If you’re familiar with the properties of waves, you’ll recognise this as an interference pattern. When two waves, such as water waves, meet they either reinforce each other, or cancel each other out. What you end up with is something like the above: an interference pattern.

This means that the electrons are somehow interfering with each other as if they were waves. Doesn’t it? Well, no.

Slowing things down

The experiment was slowed right down. One electron at a time was fired from the gun; the point of light was recorded; a short time passed to allow things to settle down; and another electron was fired. And so on.

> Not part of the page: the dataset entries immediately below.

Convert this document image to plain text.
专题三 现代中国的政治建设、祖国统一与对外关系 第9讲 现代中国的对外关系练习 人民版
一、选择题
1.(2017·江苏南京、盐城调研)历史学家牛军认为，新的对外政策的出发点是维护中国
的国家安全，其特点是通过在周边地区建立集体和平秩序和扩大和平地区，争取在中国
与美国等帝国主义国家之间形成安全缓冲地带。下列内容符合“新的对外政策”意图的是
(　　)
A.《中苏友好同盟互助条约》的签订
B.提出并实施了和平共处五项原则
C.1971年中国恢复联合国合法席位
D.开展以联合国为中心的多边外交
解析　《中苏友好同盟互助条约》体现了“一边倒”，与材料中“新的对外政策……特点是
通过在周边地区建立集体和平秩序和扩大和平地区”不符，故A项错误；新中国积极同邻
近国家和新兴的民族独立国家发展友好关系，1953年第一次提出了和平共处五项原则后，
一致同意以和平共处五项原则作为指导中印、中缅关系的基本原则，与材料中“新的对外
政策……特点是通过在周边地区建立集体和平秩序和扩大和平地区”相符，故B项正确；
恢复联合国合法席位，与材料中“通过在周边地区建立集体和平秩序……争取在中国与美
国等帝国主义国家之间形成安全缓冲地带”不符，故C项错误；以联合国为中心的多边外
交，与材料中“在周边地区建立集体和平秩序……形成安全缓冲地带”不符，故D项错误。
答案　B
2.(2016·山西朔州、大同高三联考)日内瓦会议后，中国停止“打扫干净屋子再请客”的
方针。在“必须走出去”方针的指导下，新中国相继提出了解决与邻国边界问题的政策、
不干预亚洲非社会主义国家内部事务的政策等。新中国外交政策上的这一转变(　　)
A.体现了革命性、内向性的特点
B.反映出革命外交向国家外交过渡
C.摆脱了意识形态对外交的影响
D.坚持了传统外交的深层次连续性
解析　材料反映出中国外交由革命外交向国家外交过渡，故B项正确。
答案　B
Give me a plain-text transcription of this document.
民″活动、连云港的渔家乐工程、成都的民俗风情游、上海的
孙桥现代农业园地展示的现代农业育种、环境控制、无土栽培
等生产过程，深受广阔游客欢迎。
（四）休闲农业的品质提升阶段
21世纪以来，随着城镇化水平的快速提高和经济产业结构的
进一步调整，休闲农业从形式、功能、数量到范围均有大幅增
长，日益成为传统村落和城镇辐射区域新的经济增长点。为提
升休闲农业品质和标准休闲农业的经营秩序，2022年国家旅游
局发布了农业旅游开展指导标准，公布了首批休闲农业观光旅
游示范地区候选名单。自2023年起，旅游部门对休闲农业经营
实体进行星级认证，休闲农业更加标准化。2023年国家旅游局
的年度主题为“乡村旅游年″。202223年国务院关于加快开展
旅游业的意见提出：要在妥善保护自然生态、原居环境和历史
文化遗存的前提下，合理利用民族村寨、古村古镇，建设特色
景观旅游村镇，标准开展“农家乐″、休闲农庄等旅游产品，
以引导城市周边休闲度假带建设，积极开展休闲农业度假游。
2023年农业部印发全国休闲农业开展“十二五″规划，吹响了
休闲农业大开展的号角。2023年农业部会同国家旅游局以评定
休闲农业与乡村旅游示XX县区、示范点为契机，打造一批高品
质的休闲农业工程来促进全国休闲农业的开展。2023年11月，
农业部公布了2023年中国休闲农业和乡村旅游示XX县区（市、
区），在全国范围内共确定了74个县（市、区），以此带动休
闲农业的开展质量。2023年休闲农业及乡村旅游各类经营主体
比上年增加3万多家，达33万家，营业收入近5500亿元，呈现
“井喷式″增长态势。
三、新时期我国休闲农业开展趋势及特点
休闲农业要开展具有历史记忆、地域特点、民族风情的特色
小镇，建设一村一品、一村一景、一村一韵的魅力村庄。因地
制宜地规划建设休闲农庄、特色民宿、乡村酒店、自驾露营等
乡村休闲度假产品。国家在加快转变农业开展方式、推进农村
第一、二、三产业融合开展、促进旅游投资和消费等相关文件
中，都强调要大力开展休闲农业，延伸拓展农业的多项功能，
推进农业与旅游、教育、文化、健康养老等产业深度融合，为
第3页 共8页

This is where it becomes really strange: the interference pattern built up gradually. From individual electrons. Whatever is causing the interference pattern does not involve two or more electrons interacting with each other. So what is happening here?

Is the electron passing through both slits at once? In fact, there isn’t any way to know this. We have no idea how the electron is travelling from gun to screen; only that it is, and what the pattern looks like when it gets there.

This is where you need to be able to step out of the ordinary, everyday world of large objects like trees, spoons and elephants, and dive into the quantum world. Suspend your disbelief; leave behind your prejudices and preconceptions (actually, this is good advice for life in general); and open your mind to the world of the natural.

Somehow, each electron is interfering with itself as it passes through the slit(s). As if it were a wave. We need to be very clear: electrons are NOT waves; they are particles. But somehow on their travels from the electron gun to the screen they are behaving like waves. They have wave-like properties.

As each electron travels from the gun to the screen, it spreads out into what I like to call a “probability wave”. It occupies every conceivable path from A to B simultaneously, only “deciding” where it is when it reaches its destination. As the probability wave passes through the double slit, two new waves are formed, which interfere with one another just as any other wave would.

This is why each individual electron produces a random interference pattern. It is impossible to predict exactly where the electron will land on the screen; it could land in any one of an infinite number of places. The overall pattern, however, is predictable as the stripes above.


Stretch your mind. Think about this experiment from start to finish: is there any way – any way at all – in which the interference pattern could be produced from single electrons if they behave in an everyday way? (There isn’t, but think about it anyway because once you’ve convinced yourself, it’s easier to accept the crazy.)

Then think a little more about probability waves. It’s mind bending, and completely awesome.